More savvy contractors also tend to favor the V-plow. “A straight blade is tough, easy to use and a good value,” Klossner says. “But once a contractor uses a V-plow and learns how to change the position and move snow more accurately, he starts to like it pretty quick.”

Where the V-plow makes sense

A contractor can get by with a straight blade in just about any plowing circumstance, Dietz points out, because it moves snow from point A to point B. But it’s not always the most efficient choice. In fact, V-plows can reportedly cut plow time by up to 30% on certain properties.

“A V-plow is perhaps the best option when contractors need to be a little more creative in where they put the snow,” Dietz says. “That’s also true when contractors have tight spaces they need to get between, or experience heavy drifting on certain sites.”

Condo parking lots are a good example. “Contractors often need to direct the snow a lot more accurately, pushing it into tight spaces such as between two garages,” Klossner explains. “Another advantage of the V-plow is that you can set it to the ‘scoop’ position, giving you the ability to push snow up and over existing banks.
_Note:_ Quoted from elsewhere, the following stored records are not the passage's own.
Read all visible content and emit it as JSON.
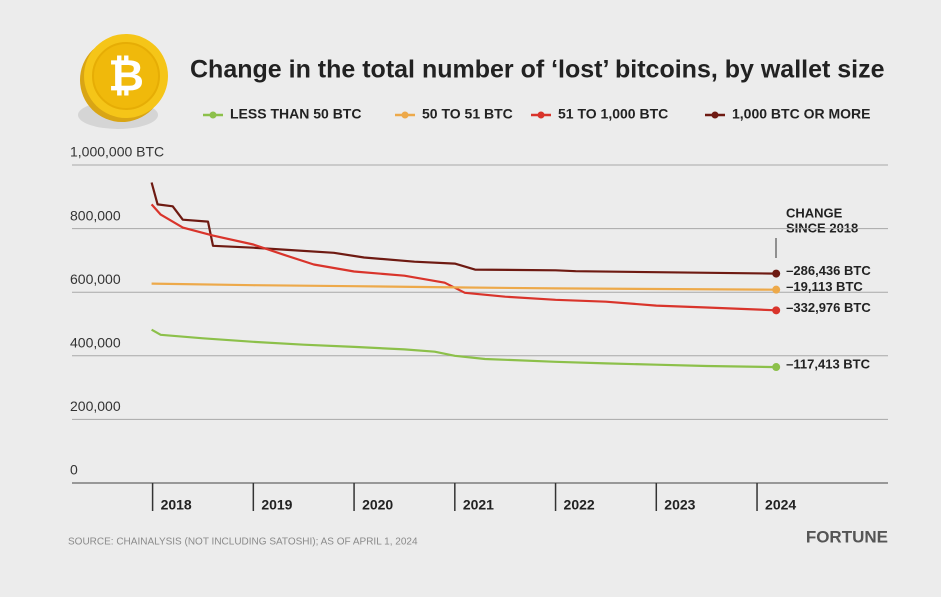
{
  "chart_data": {
    "type": "line",
    "title": "Change in the total number of ‘lost’ bitcoins, by wallet size",
    "annotation": [
      "CHANGE",
      "SINCE 2018"
    ],
    "source": "SOURCE: CHAINALYSIS (NOT INCLUDING SATOSHI); AS OF APRIL 1, 2024",
    "brand": "FORTUNE",
    "xlim": [
      2017.2,
      2025.3
    ],
    "xticks": [
      2018,
      2019,
      2020,
      2021,
      2022,
      2023,
      2024
    ],
    "ylim": [
      0,
      1000000
    ],
    "yticks": [
      0,
      {
        "value": 200000,
        "label": "200,000"
      },
      {
        "value": 400000,
        "label": "400,000"
      },
      {
        "value": 600000,
        "label": "600,000"
      },
      {
        "value": 800000,
        "label": "800,000"
      },
      {
        "value": 1000000,
        "label": "1,000,000 BTC"
      }
    ],
    "grid": true,
    "series": [
      {
        "name": "LESS THAN 50 BTC",
        "color": "#8cc04a",
        "change_label": "–117,413 BTC",
        "x": [
          2017.99,
          2018.08,
          2018.5,
          2019.0,
          2019.5,
          2020.0,
          2020.5,
          2020.8,
          2021.0,
          2021.3,
          2022.0,
          2022.5,
          2023.0,
          2023.5,
          2024.19
        ],
        "values": [
          482000,
          466000,
          455000,
          444000,
          435000,
          428000,
          420000,
          413000,
          400000,
          390000,
          381000,
          376000,
          372000,
          368000,
          364600
        ]
      },
      {
        "name": "50 TO 51 BTC",
        "color": "#eda94a",
        "change_label": "–19,113 BTC",
        "x": [
          2017.99,
          2019.0,
          2020.0,
          2021.0,
          2022.0,
          2023.0,
          2024.19
        ],
        "values": [
          627000,
          622000,
          619000,
          615000,
          612000,
          610000,
          608000
        ]
      },
      {
        "name": "51 TO 1,000 BTC",
        "color": "#d9342b",
        "change_label": "–332,976 BTC",
        "x": [
          2017.99,
          2018.08,
          2018.3,
          2018.6,
          2019.0,
          2019.3,
          2019.6,
          2020.0,
          2020.5,
          2020.9,
          2021.1,
          2021.5,
          2022.0,
          2022.5,
          2023.0,
          2023.5,
          2024.19
        ],
        "values": [
          876000,
          844000,
          803000,
          778000,
          750000,
          718000,
          687000,
          665000,
          652000,
          630000,
          598000,
          586000,
          576000,
          570000,
          558000,
          552000,
          543000
        ]
      },
      {
        "name": "1,000 BTC OR MORE",
        "color": "#6e1a12",
        "change_label": "–286,436 BTC",
        "x": [
          2017.99,
          2018.05,
          2018.2,
          2018.3,
          2018.55,
          2018.6,
          2019.0,
          2019.3,
          2019.8,
          2020.1,
          2020.6,
          2021.0,
          2021.2,
          2022.0,
          2022.2,
          2023.0,
          2024.19
        ],
        "values": [
          945000,
          876000,
          870000,
          828000,
          822000,
          746000,
          740000,
          734000,
          724000,
          709000,
          696000,
          690000,
          671000,
          669000,
          666000,
          663000,
          658600
        ]
      }
    ]
  }
}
This is really helpful when you have those spells of 15 to 20 inches of snow every other week.”

What’s holding guys back?

Awareness is the main reason straight blades are still more popular than V-plows, according to Klossner. But a contractor often becomes hooked once he gets a taste of the V-plow and realizes how much faster it can be.

Comfort level has been another obstacle. “When a contractor has cut his teeth on a straight-blade plow, it’s harder to get him to consider a V-plow,” Klossner relates. “We still bump into contractors at trade shows who say, ‘I’ve never ran a V-plow so I’m not sure I’d like it.’ The thing is: It’s not that difficult to make the transition. There is a bit of a learning curve, don’t get me wrong. But it usually just takes a couple of snow events for the average contractor to get the hang of it.”

Truck size might come into play as well. A contractor running a half-ton truck can utilize a larger straight plow than V-plow, Klossner explains. Contractors plowing a lot of larger, wide-open spaces probably want more blade width.

Price is one more issue to think about. V-plows are 10-20% more expensive than comparably built straight plows. However, Klossner says there is no question that considerable time and money will be saved over time once the contractor becomes proficient in using a V-plow.

What to look for

If you decide that a V-plow is the right plow for you, there are a few things you should look for.

First is trip-edge design. “This is a must,” Dietz says. “Because a V-plow can be configured a few different ways (straight, V, angled, scoop), it’s important that the plow can continue to trip should it hit an obstacle.” This is important regardless of which configuration you’re using.

For example, if you’re in the scoop or V position and don’t have a trip-edge blade, Dietz says the blade will likely “jump up” when you hit an obstacle, causing you to lose your load. Plus, the impact left from the inability to “trip” will likely be transferred more to your truck, resulting in possible truck damage and operator discomfort, or even injury.

The attachment mechanism is another consideration. You want a system that is fast and easy to use. Versatility is something else to think about. “You can alternate between plows pretty easily with (the Boss) undercarriage system,” Klossner says. “If you want to run a straight-blade plow on some jobs but then use a V-plow on others, you can efficiently use the same truck.”

There are obviously a host of other things you should compare when selecting a V-plow, including blade width and height, hydraulics, electrical system and controls. You can also choose between steel and poly moldboard.

Yes, you have choices. More contractors are choosing V-plows than ever before—and on certain properties, it’s proving to be the right choice.